In order for RAID to work all the drive in the RAID Group
must be the same size down to the byte level. I know the manufacturers of
the drive list the size in GB but in reality the drive may actually hold
slightly more or less space than the listed GBs for the drive. So in
order to deal with the drive size discrepancy issue, Right Sizing comes in to
play. Depending upon the storage manufacturer the amount of space
lost to Right Sizing is between 6% and 10% of the drives listed capacity.
So for this example let’s just choose a middle number of 8%.
That means that a 1TB drive after Right Sizing has 920GB of
actual writable capacity.
So now we have 24 drives at 920GB each leaving us with 22 TB
of usable capacity. Without even writing data to the storage system we
have lost 27% of the Raw Capacity just in set the system up.

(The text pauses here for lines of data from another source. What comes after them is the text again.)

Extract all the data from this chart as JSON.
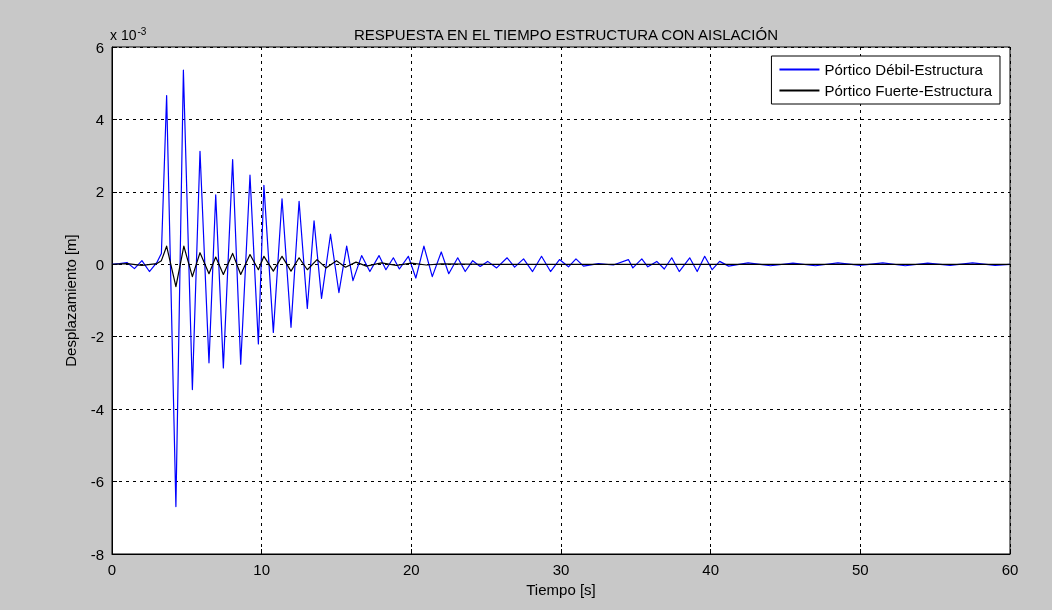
{
  "chart_data": {
    "type": "line",
    "title": "RESPUESTA EN EL TIEMPO ESTRUCTURA CON AISLACIÓN",
    "xlabel": "Tiempo [s]",
    "ylabel": "Desplazamiento [m]",
    "annotations": [
      "x 10$^{-3}$"
    ],
    "series": [
      {
        "name": "Pórtico Débil-Estructura",
        "color": "#0000ff",
        "x": [
          0,
          0.5,
          1,
          1.5,
          2,
          2.5,
          3,
          3.3,
          3.65,
          4.27,
          4.77,
          5.37,
          5.88,
          6.48,
          6.93,
          7.44,
          8.06,
          8.6,
          9.22,
          9.78,
          10.15,
          10.78,
          11.36,
          11.96,
          12.5,
          13.05,
          13.5,
          14.0,
          14.6,
          15.16,
          15.68,
          16.1,
          16.68,
          17.23,
          17.84,
          18.3,
          18.8,
          19.2,
          19.8,
          20.3,
          20.84,
          21.4,
          22.0,
          22.5,
          23.1,
          23.6,
          24.1,
          24.6,
          25.1,
          25.7,
          26.4,
          26.9,
          27.5,
          28.1,
          28.7,
          29.3,
          29.9,
          30.5,
          31.0,
          31.5,
          32.5,
          33.5,
          34.5,
          34.8,
          35.4,
          35.8,
          36.4,
          36.9,
          37.4,
          37.9,
          38.6,
          39.1,
          39.6,
          40.1,
          40.6,
          41.2,
          42.5,
          44,
          45.5,
          47,
          48.5,
          50,
          51.5,
          53,
          54.5,
          56,
          57.5,
          59,
          60
        ],
        "values": [
          0,
          0.02,
          0.05,
          -0.12,
          0.1,
          -0.2,
          0.05,
          0.3,
          4.66,
          -6.69,
          5.36,
          -3.46,
          3.12,
          -2.72,
          1.92,
          -2.86,
          2.89,
          -2.76,
          2.46,
          -2.2,
          2.18,
          -1.88,
          1.81,
          -1.74,
          1.74,
          -1.22,
          1.2,
          -0.94,
          0.83,
          -0.78,
          0.5,
          -0.45,
          0.24,
          -0.2,
          0.24,
          -0.15,
          0.18,
          -0.13,
          0.22,
          -0.38,
          0.5,
          -0.34,
          0.34,
          -0.26,
          0.18,
          -0.2,
          0.1,
          -0.06,
          0.08,
          -0.1,
          0.18,
          -0.08,
          0.15,
          -0.2,
          0.22,
          -0.2,
          0.13,
          -0.07,
          0.15,
          -0.05,
          0.02,
          -0.02,
          0.13,
          -0.1,
          0.15,
          -0.07,
          0.08,
          -0.13,
          0.18,
          -0.2,
          0.18,
          -0.2,
          0.22,
          -0.15,
          0.08,
          -0.05,
          0.04,
          -0.04,
          0.03,
          -0.04,
          0.04,
          -0.03,
          0.04,
          -0.04,
          0.03,
          -0.03,
          0.04,
          -0.03,
          0
        ]
      },
      {
        "name": "Pórtico Fuerte-Estructura",
        "color": "#000000",
        "x": [
          0,
          1,
          2,
          3,
          3.3,
          3.65,
          4.27,
          4.8,
          5.37,
          5.88,
          6.48,
          6.93,
          7.44,
          8.06,
          8.6,
          9.22,
          9.78,
          10.15,
          10.78,
          11.36,
          11.96,
          12.5,
          13.05,
          13.7,
          14.3,
          15,
          15.6,
          16.3,
          17,
          18,
          19,
          20,
          21,
          22,
          25,
          30,
          40,
          50,
          60
        ],
        "values": [
          0,
          0.02,
          -0.03,
          0.02,
          0.1,
          0.5,
          -0.62,
          0.5,
          -0.34,
          0.32,
          -0.26,
          0.2,
          -0.28,
          0.3,
          -0.28,
          0.27,
          -0.15,
          0.22,
          -0.19,
          0.22,
          -0.19,
          0.18,
          -0.15,
          0.13,
          -0.1,
          0.1,
          -0.08,
          0.06,
          -0.05,
          0.04,
          -0.03,
          0.03,
          -0.02,
          0.01,
          0,
          0,
          0,
          0,
          0
        ]
      }
    ],
    "xlim": [
      0,
      60
    ],
    "xticks": [
      0,
      10,
      20,
      30,
      40,
      50,
      60
    ],
    "ylim": [
      -8,
      6
    ],
    "yticks": [
      -8,
      -6,
      -4,
      -2,
      0,
      2,
      4,
      6
    ],
    "grid": true,
    "legend": "top right",
    "marker": "none",
    "line_style": "solid"
  }
}
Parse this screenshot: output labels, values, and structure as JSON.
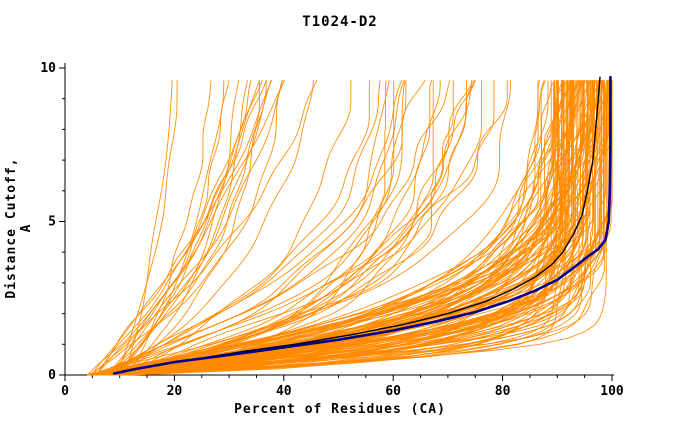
{
  "chart_data": {
    "type": "line",
    "title": "T1024-D2",
    "xlabel": "Percent of Residues (CA)",
    "ylabel": "Distance Cutoff, A",
    "xlim": [
      0,
      100
    ],
    "ylim": [
      0,
      10
    ],
    "x_major_ticks": [
      0,
      20,
      40,
      60,
      80,
      100
    ],
    "x_minor_step": 5,
    "y_major_ticks": [
      0,
      5,
      10
    ],
    "y_minor_step": 1,
    "grid": false,
    "legend": "none",
    "colors": {
      "ensemble": "#FF8A00",
      "reference": "#000000",
      "highlight": "#00008B",
      "axis": "#000000",
      "background": "#FFFFFF"
    },
    "series": [
      {
        "name": "orange-ensemble",
        "type": "procedural",
        "description": "bundle of per-model cumulative distance-cutoff curves",
        "color_key": "ensemble",
        "width": 0.9,
        "count": 160,
        "seed": 42,
        "poor_fraction": 0.15,
        "mid_fraction": 0.15,
        "x_start_range": [
          4,
          12
        ],
        "x_end_range_good": [
          88,
          100
        ],
        "x_end_range_mid": [
          58,
          86
        ],
        "x_end_range_poor": [
          20,
          55
        ]
      },
      {
        "name": "black-curve",
        "type": "points",
        "color_key": "reference",
        "width": 1.4,
        "points": [
          [
            9,
            0.05
          ],
          [
            12,
            0.15
          ],
          [
            18,
            0.35
          ],
          [
            25,
            0.55
          ],
          [
            33,
            0.78
          ],
          [
            42,
            1.0
          ],
          [
            52,
            1.3
          ],
          [
            62,
            1.65
          ],
          [
            70,
            2.0
          ],
          [
            77,
            2.4
          ],
          [
            82,
            2.8
          ],
          [
            86,
            3.2
          ],
          [
            89,
            3.6
          ],
          [
            91,
            4.0
          ],
          [
            93,
            4.6
          ],
          [
            94.5,
            5.2
          ],
          [
            95.5,
            6.0
          ],
          [
            96.5,
            7.0
          ],
          [
            97,
            8.0
          ],
          [
            97.5,
            9.0
          ],
          [
            97.8,
            9.7
          ]
        ]
      },
      {
        "name": "blue-curve",
        "type": "points",
        "color_key": "highlight",
        "width": 2.6,
        "points": [
          [
            9,
            0.05
          ],
          [
            13,
            0.2
          ],
          [
            20,
            0.42
          ],
          [
            30,
            0.65
          ],
          [
            40,
            0.9
          ],
          [
            50,
            1.15
          ],
          [
            60,
            1.45
          ],
          [
            68,
            1.75
          ],
          [
            75,
            2.05
          ],
          [
            81,
            2.4
          ],
          [
            86,
            2.75
          ],
          [
            90,
            3.1
          ],
          [
            93,
            3.5
          ],
          [
            95.5,
            3.85
          ],
          [
            97.5,
            4.1
          ],
          [
            98.8,
            4.4
          ],
          [
            99.4,
            5.0
          ],
          [
            99.6,
            6.0
          ],
          [
            99.7,
            7.5
          ],
          [
            99.7,
            9.7
          ]
        ]
      }
    ]
  }
}
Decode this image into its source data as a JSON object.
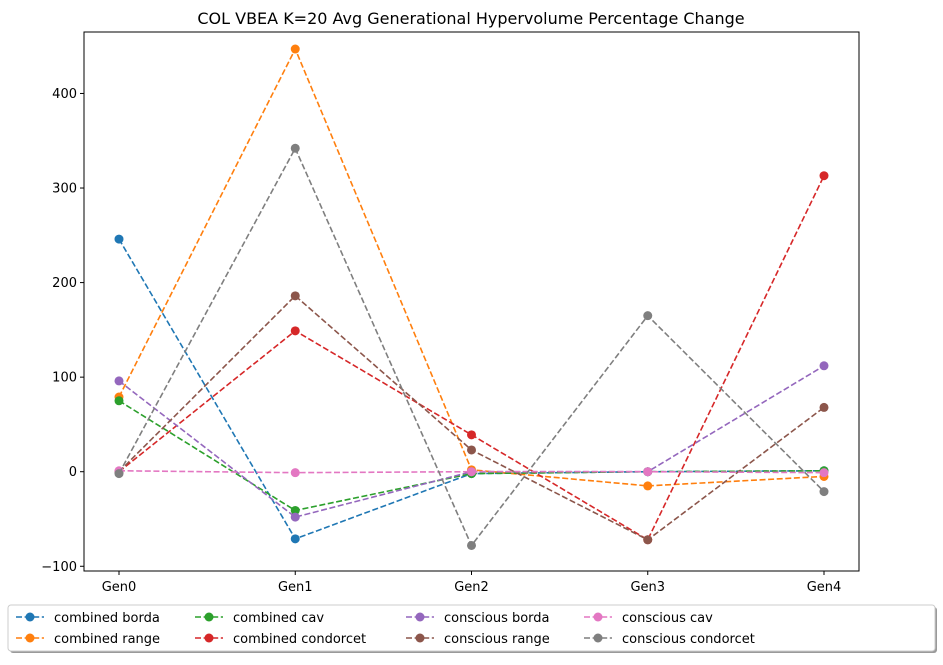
{
  "chart_data": {
    "type": "line",
    "title": "COL VBEA K=20 Avg Generational Hypervolume Percentage Change",
    "xlabel": "",
    "ylabel": "",
    "categories": [
      "Gen0",
      "Gen1",
      "Gen2",
      "Gen3",
      "Gen4"
    ],
    "ylim": [
      -105,
      465
    ],
    "yticks": [
      -100,
      0,
      100,
      200,
      300,
      400
    ],
    "yticklabels": [
      "−100",
      "0",
      "100",
      "200",
      "300",
      "400"
    ],
    "grid": false,
    "line_style": "dashed",
    "marker": "circle",
    "legend_position": "bottom (below plot), 5 columns",
    "series": [
      {
        "name": "combined borda",
        "color": "#1f77b4",
        "values": [
          246,
          -71,
          -2,
          0,
          1
        ]
      },
      {
        "name": "combined range",
        "color": "#ff7f0e",
        "values": [
          79,
          447,
          2,
          -15,
          -5
        ]
      },
      {
        "name": "combined cav",
        "color": "#2ca02c",
        "values": [
          75,
          -41,
          -2,
          0,
          1
        ]
      },
      {
        "name": "combined condorcet",
        "color": "#d62728",
        "values": [
          0,
          149,
          39,
          -72,
          313
        ]
      },
      {
        "name": "conscious borda",
        "color": "#9467bd",
        "values": [
          96,
          -48,
          0,
          0,
          112
        ]
      },
      {
        "name": "conscious range",
        "color": "#8c564b",
        "values": [
          0,
          186,
          23,
          -72,
          68
        ]
      },
      {
        "name": "conscious cav",
        "color": "#e377c2",
        "values": [
          1,
          -1,
          0,
          0,
          -1
        ]
      },
      {
        "name": "conscious condorcet",
        "color": "#7f7f7f",
        "values": [
          -2,
          342,
          -78,
          165,
          -21
        ]
      }
    ]
  }
}
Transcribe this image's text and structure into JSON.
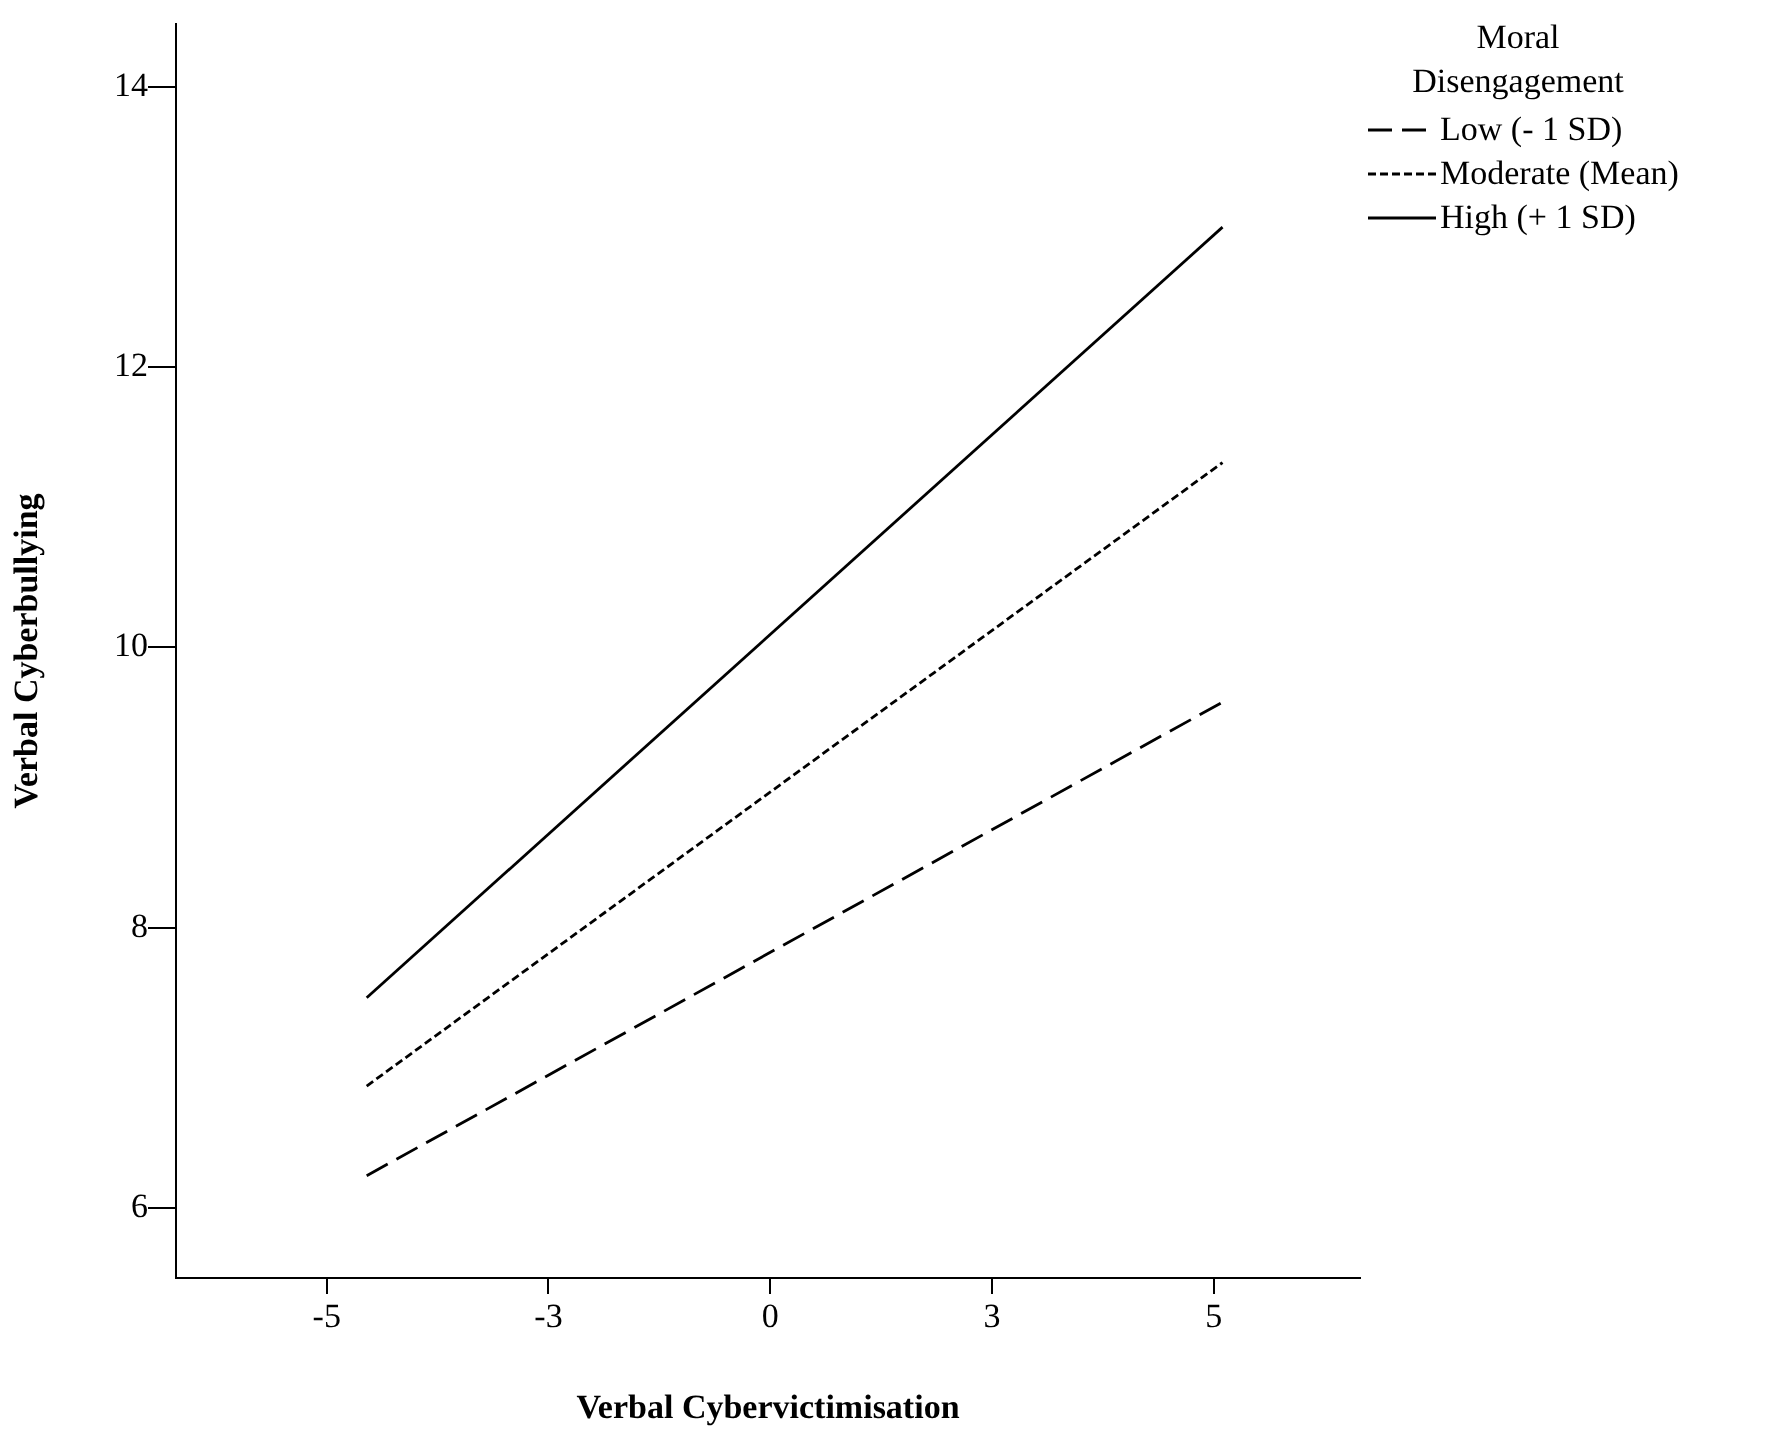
{
  "chart_data": {
    "type": "line",
    "xlabel": "Verbal Cybervictimisation",
    "ylabel": "Verbal Cyberbullying",
    "legend_title": "Moral Disengagement",
    "xlim": [
      -6.7,
      6.65
    ],
    "ylim": [
      5.5,
      14.45
    ],
    "xticks": [
      -5,
      {
        "value": -2.5,
        "label": "-3"
      },
      0,
      {
        "value": 2.5,
        "label": "3"
      },
      5
    ],
    "yticks": [
      6,
      8,
      10,
      12,
      14
    ],
    "x": [
      -4.55,
      5.1
    ],
    "series": [
      {
        "name": "Low (- 1 SD)",
        "color": "#000000",
        "values": [
          6.23,
          9.61
        ],
        "line_style": "dashed"
      },
      {
        "name": "Moderate (Mean)",
        "color": "#000000",
        "values": [
          6.87,
          11.32
        ],
        "line_style": "dotted"
      },
      {
        "name": "High (+ 1 SD)",
        "color": "#000000",
        "values": [
          7.5,
          13.0
        ],
        "line_style": "solid"
      }
    ],
    "grid": false,
    "legend": "top right",
    "marker": "none"
  }
}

Issue with application writing data to the storage
Now that the storage system is set up we have to deal with
the application and OS operation issues that arise as it writes data to the
storage.
If we created one drive from all the storage available after
setting the system up and filled it to 100% capacity, we could in essence store
22TB of data but that is not reality.
Best practices say you should not fill a drive much past 80%
of its capacity. This is so an application/OS can write new files in
continuous blocks thus minimizing disk fragmentation, which if allowed to
happen can cause major performance issues to the OS, application and to the
storage system.
So in our example, let’s be aggressive and say we will fill
the drives to 85% of its usable capacity. We our left with an end
capacity of 22TB x 85% or 18.7 TB for actual writable data and not knowingly cause
any performance issues.
That means that after all the setup consideration and
application concerns, we are left with approximately 62.3% of the Raw Capacity
as writable for data use.
There are a few other minor things that will affect the end
usable capacity by a percent or two in either direction, theses will depend upon
the storage system manufacturer, but for the most part they will have minimal
change on the overall outcome of being able to find out how much data we can
store on a system without doing complex math.
So at the end of the day if you want a rough approximation
of how much usable storage you can write date to, multiply the Raw Capacity by
60% or 65%. You will get a good
approximation of the usable capacity. I generally go with the 60% number
because it is a more conservative estimate and it takes into account some of
the minor factors that are too hard to predict as we slice and dice the storage
up.
As you can see, in this example we started with a system
that had 30TB of Raw Capacity but after setting it up and parsing it out, in
reality we can only store approximately 18 TB of data on it and still get
acceptable performance from the storage system.
And now you know, maybe more than you cared to know.